OBJECTIVE Electronic health records (EHRs) contain information to detect adverse drug reactions (ADRs), as they contain comprehensive clinical information. A major challenge of using comprehensive information involves confounding. We propose a novel data-driven method to identify ADR signals accurately by adjusting for confounders. MATERIALS AND METHODS We focused on two serious ADRs, rhabdomyolysis and pancreatitis, and used information in 264,155 unique patient records. We identified an ADR using established criteria, selected potential confounders, and then used penalized logistic regressions to estimate confounder-adjusted ADR associations.
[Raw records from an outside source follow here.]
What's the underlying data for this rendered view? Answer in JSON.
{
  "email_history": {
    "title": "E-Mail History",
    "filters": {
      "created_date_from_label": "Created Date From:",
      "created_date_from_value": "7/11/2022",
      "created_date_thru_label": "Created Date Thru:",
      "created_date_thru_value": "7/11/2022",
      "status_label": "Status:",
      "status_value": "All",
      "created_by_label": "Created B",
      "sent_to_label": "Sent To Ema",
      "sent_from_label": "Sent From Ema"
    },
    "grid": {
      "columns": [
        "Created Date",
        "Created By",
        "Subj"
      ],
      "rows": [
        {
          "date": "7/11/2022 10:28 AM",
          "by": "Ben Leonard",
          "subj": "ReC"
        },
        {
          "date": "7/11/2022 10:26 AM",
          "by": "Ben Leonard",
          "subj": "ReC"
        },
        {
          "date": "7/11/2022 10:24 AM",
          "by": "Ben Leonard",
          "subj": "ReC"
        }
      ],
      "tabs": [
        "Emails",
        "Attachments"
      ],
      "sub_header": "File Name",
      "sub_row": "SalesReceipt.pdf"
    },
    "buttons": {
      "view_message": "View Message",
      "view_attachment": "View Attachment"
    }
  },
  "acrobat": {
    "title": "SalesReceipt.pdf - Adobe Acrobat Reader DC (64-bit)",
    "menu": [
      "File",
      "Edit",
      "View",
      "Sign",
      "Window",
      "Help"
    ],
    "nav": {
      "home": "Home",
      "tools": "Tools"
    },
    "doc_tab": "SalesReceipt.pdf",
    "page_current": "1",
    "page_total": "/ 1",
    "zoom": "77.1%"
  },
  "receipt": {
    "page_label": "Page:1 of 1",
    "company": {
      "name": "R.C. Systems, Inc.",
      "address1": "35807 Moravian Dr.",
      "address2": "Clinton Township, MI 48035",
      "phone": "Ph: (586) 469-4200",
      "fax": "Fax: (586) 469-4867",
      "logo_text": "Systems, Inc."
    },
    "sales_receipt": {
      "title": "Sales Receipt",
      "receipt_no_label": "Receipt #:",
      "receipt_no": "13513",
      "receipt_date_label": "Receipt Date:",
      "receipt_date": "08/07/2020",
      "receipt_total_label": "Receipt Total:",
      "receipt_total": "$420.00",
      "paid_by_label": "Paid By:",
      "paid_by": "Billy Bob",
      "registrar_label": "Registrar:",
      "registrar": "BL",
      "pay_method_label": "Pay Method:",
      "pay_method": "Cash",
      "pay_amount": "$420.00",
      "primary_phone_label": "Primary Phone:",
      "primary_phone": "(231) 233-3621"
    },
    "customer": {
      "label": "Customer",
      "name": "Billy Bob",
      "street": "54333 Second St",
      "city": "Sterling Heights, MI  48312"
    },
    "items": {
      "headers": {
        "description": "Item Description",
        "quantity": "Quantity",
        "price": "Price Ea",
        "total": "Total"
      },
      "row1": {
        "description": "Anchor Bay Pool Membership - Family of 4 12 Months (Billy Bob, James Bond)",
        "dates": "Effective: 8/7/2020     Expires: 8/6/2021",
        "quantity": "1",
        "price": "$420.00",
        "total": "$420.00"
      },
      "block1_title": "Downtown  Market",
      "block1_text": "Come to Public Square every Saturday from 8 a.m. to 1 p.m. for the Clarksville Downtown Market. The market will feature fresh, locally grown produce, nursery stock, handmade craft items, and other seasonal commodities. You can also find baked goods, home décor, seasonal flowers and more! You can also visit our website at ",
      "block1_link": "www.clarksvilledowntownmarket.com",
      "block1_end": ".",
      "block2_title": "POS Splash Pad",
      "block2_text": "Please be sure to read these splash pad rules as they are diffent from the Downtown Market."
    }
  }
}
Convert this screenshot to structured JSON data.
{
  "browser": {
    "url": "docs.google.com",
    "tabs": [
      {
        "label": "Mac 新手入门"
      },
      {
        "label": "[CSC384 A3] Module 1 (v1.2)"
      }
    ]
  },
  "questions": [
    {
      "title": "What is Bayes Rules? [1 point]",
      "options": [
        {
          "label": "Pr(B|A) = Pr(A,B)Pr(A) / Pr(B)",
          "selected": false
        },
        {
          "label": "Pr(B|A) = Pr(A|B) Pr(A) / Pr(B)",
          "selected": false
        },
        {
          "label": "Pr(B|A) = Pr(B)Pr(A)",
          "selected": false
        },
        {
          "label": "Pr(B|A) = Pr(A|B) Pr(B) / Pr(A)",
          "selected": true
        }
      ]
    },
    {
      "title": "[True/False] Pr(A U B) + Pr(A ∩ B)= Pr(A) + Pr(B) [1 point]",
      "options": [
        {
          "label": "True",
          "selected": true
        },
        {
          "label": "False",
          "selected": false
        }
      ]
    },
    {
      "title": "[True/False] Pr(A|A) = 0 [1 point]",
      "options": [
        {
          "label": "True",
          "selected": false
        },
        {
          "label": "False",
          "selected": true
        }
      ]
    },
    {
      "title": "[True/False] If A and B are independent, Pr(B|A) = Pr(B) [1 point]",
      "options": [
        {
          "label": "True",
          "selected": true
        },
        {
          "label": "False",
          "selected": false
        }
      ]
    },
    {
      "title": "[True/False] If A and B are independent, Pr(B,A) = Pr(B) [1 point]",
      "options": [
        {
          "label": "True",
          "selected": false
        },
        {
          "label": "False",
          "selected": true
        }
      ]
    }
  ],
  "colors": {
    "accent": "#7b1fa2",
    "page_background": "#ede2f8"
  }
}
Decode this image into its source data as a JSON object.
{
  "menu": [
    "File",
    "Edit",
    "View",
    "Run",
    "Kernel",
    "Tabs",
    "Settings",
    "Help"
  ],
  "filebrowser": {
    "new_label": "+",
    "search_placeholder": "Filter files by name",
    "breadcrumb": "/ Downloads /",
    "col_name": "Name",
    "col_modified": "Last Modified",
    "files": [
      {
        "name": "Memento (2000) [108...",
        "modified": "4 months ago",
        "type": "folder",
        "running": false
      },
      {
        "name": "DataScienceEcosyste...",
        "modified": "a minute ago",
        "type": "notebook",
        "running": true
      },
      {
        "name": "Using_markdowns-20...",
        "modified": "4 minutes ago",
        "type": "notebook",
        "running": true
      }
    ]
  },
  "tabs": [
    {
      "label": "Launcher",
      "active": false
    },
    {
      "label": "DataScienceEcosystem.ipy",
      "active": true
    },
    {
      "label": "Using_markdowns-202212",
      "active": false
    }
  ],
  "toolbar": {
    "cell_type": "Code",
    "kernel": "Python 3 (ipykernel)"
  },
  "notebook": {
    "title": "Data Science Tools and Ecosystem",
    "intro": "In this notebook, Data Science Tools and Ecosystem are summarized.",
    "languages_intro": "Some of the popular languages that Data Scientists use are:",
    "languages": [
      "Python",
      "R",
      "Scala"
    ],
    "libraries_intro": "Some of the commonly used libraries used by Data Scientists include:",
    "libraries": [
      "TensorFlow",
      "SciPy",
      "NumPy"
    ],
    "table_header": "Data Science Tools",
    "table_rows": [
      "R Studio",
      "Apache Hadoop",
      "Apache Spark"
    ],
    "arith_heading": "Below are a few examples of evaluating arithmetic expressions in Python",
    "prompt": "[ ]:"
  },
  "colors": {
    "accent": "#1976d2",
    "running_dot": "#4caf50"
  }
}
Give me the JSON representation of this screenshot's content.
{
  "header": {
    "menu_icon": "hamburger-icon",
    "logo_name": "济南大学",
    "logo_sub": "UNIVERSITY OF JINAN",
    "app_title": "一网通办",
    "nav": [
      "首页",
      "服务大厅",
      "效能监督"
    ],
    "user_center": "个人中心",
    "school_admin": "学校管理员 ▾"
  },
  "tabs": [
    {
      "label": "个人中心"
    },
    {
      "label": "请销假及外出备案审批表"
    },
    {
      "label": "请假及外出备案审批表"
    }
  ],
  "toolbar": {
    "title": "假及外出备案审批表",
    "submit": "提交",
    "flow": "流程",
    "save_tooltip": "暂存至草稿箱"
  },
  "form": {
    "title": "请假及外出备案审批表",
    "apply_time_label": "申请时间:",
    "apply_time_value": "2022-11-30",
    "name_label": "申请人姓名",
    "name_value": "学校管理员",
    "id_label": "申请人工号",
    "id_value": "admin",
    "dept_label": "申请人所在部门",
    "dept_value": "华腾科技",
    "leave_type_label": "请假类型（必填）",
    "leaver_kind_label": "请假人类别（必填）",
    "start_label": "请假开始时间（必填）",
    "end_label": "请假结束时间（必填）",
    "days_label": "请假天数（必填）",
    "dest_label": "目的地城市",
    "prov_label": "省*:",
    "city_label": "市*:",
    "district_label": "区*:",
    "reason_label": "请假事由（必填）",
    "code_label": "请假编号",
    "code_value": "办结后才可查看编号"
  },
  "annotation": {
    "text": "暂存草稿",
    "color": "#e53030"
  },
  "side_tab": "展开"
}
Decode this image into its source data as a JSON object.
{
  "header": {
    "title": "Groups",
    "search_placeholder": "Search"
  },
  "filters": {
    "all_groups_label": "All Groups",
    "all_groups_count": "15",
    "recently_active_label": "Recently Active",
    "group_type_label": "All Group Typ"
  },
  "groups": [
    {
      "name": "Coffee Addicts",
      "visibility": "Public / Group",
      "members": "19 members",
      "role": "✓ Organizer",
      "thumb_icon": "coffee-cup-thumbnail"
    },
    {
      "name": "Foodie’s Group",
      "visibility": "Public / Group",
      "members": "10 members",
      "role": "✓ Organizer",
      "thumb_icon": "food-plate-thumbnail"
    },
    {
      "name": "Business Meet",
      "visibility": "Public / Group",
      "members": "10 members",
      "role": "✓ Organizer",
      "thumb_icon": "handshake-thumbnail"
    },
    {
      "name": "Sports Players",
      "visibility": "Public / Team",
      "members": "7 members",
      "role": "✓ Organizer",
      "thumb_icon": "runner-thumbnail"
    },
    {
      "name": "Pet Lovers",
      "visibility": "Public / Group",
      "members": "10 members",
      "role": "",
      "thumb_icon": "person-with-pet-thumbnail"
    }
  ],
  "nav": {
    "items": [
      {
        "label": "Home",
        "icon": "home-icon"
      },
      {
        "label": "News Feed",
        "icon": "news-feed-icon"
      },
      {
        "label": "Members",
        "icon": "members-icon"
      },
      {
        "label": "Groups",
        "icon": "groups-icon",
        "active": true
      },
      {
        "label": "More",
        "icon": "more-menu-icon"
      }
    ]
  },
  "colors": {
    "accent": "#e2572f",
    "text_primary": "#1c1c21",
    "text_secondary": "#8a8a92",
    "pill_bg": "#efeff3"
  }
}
A reference standard was created to evaluate and compare the precision of the proposed method and four others. RESULTS Precision was 83.3% for rhabdomyolysis and 60.8% for pancreatitis when using the proposed method, and we identified several drug safety signals that are interesting for further clinical review. DISCUSSION The proposed method effectively estimated ADR associations after adjusting for confounders. A main cause of error was probably due to the nature of the dataset in that a substantial number of patients had a single visit only and, therefore, it was not possible to determine correctly the appropriate sequence of events for them. It is likely that performance will be improved with use of EHR data that contain more longitudinal records. CONCLUSIONS This data-driven method is effective in controlling for confounding, resulting in either a higher or similar precision when compared with four comparators, has the unique ability to provide insight into confounders for each specific medication-ADR pair, and can be easily adapted to other EHR systems.

[1]  N. Laird,et al.  Incidence of Adverse Drug Events and Potential Adverse Drug Events: Implications for Prevention , 1995 .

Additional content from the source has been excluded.